Hanewinkel sieht auf Grund dieser Ergebnisse deutlichen Handlungsbedarf. Zigarettenwerbung ist zwar im Radio und Fernsehen schon seit mehreren Jahrzehnten verboten. Dennoch verfügt die Tabakindustrie immer noch über "genügend Projektionsflächen", um ihre Werbebotschaft bei den Jugendlichen zu platzieren: Außenwerbung, abendliche Kinowerbung, Präsentation an Verkaufsstellen, Sponsoring und Promotion, Internet und Soziale Netzwerke, Schleichwerbung in alten und neuen Medien.
Der Kieler Psychologe konstatiert einen nachlässigen Umgang mit dem Tabakwerbeverbot. Hanewinkel äußerte die Hoffnung, dass die Studienergebnisse "ein weiteres gutes Argument für ein totales Werbeverbot liefern". Denn kein anderer Faktor für das Rauchverhalten Jugendlicher lässt sich von der Politik derart wirksam beeinflussen wie die Werbung.

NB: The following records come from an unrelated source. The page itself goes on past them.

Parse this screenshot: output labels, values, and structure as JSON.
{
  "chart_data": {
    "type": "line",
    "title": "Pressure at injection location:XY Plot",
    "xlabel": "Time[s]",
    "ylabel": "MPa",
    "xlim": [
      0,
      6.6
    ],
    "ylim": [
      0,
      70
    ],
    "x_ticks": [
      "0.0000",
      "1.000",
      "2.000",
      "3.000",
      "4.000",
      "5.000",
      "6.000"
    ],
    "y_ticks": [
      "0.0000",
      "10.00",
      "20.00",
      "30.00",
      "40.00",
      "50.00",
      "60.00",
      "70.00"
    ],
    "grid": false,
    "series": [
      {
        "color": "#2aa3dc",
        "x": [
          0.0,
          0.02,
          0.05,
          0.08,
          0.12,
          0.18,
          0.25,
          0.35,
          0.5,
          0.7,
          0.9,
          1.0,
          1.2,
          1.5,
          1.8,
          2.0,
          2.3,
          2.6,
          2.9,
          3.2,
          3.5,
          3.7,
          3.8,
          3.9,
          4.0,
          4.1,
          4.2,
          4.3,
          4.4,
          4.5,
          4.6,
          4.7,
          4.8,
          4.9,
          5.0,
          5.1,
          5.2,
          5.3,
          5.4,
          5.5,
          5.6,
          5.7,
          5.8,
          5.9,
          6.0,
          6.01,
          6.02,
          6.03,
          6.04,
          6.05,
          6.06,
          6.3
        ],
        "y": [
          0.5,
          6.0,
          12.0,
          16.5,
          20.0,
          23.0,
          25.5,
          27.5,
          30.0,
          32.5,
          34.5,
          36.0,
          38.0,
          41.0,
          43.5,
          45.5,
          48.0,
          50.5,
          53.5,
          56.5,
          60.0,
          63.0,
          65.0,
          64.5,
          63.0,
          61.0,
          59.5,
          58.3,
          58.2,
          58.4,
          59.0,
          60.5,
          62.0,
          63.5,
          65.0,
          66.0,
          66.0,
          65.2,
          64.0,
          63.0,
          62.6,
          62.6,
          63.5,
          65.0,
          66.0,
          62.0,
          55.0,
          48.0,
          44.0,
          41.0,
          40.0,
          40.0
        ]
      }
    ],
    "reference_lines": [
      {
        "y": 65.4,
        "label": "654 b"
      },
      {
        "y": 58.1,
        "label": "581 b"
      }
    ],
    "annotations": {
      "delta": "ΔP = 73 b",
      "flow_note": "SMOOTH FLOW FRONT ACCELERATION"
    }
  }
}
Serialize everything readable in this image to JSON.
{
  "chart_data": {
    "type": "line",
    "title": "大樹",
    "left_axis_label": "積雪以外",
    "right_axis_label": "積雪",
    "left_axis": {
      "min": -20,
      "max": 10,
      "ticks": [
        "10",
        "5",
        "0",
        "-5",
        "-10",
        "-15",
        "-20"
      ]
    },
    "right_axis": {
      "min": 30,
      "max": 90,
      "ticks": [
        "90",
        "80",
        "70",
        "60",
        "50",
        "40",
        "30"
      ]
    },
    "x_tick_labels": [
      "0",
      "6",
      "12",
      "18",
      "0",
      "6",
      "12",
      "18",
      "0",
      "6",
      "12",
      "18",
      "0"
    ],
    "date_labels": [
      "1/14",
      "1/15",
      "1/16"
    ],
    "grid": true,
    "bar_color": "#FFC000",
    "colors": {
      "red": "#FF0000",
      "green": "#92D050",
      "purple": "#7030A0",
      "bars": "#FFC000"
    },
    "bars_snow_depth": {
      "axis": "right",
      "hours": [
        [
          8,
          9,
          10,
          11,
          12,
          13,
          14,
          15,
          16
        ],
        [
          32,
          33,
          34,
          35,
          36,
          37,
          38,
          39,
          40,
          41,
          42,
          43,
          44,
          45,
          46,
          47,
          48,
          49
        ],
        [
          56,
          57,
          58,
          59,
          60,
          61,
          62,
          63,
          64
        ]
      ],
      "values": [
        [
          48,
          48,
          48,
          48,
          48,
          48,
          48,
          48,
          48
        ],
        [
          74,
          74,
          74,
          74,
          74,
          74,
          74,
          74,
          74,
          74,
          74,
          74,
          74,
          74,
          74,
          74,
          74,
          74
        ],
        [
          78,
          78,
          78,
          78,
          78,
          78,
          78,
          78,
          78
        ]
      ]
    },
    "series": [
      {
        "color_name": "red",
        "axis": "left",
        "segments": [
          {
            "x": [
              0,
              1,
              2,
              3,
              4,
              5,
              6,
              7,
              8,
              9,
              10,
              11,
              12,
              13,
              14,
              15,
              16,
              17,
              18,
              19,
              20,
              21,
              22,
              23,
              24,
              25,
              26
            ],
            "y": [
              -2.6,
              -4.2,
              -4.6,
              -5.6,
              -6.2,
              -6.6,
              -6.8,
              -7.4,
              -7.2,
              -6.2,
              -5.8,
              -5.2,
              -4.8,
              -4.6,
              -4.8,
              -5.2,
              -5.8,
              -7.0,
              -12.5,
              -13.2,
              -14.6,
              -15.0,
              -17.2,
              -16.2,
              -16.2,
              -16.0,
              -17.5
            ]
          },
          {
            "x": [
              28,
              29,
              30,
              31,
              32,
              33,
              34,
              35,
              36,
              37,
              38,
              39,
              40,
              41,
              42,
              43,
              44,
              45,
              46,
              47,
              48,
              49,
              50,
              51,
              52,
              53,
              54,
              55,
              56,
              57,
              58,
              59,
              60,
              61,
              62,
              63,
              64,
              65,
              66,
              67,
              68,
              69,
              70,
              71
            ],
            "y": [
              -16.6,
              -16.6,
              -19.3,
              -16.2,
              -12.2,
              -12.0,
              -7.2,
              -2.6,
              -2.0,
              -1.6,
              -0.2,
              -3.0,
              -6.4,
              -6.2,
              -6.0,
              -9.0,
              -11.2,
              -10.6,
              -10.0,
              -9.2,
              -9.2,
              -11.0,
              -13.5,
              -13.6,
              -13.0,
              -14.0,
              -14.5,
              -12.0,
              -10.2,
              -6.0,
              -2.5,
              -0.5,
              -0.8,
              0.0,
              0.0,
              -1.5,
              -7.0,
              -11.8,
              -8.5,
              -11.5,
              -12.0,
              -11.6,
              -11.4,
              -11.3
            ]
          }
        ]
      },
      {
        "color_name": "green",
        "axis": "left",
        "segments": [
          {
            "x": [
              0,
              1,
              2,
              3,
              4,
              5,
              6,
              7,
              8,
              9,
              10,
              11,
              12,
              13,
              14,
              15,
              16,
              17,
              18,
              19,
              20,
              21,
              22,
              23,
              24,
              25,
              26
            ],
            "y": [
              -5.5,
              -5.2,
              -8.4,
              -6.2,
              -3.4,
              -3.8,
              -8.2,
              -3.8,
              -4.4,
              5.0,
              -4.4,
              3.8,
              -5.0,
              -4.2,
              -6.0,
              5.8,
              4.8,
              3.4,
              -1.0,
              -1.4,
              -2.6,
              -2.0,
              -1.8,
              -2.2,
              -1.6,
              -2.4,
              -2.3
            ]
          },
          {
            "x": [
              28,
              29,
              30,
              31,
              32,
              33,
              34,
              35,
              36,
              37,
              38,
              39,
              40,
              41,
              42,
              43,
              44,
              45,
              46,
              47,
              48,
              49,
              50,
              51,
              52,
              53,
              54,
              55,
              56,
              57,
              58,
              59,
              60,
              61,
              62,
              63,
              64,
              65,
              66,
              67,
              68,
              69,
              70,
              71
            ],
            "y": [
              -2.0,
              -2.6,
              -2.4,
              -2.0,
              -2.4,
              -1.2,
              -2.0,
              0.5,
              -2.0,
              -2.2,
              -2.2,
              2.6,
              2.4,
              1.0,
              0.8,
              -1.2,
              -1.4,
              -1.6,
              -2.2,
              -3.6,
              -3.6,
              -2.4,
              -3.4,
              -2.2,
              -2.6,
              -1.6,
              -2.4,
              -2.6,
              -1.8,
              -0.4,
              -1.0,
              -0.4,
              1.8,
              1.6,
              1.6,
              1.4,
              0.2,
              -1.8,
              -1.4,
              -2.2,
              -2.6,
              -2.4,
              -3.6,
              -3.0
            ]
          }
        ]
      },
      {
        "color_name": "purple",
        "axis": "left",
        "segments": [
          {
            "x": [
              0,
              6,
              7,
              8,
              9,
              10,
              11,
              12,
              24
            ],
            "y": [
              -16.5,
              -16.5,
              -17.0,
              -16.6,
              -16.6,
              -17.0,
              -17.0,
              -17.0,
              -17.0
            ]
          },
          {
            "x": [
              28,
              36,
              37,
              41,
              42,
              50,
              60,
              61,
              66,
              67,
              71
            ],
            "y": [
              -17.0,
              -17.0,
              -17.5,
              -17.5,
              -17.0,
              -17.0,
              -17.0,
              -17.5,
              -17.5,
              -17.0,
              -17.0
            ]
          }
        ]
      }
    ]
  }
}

Fazit: Die Bundesregierung hat ihren Einfluss zur Bekämpfung der Tabakabhängigkeit bei Jugendlichen bislang zu Gunsten der Tabakindustrie missbraucht. Die Politik hat das längst unterzeichnete Rahmenabkommen zur Tabakkontrolle und die darin enthaltene Verpflichtung zum Tabakwerbeverbot nicht umgesetzt. Diese wirksame Maßnahme zum Schutz der Jugend wurde vielmehr durch diverse Tricks und Scheingefechte auf Nebenschauplätzen vorsätzlich immer weiter verzögert.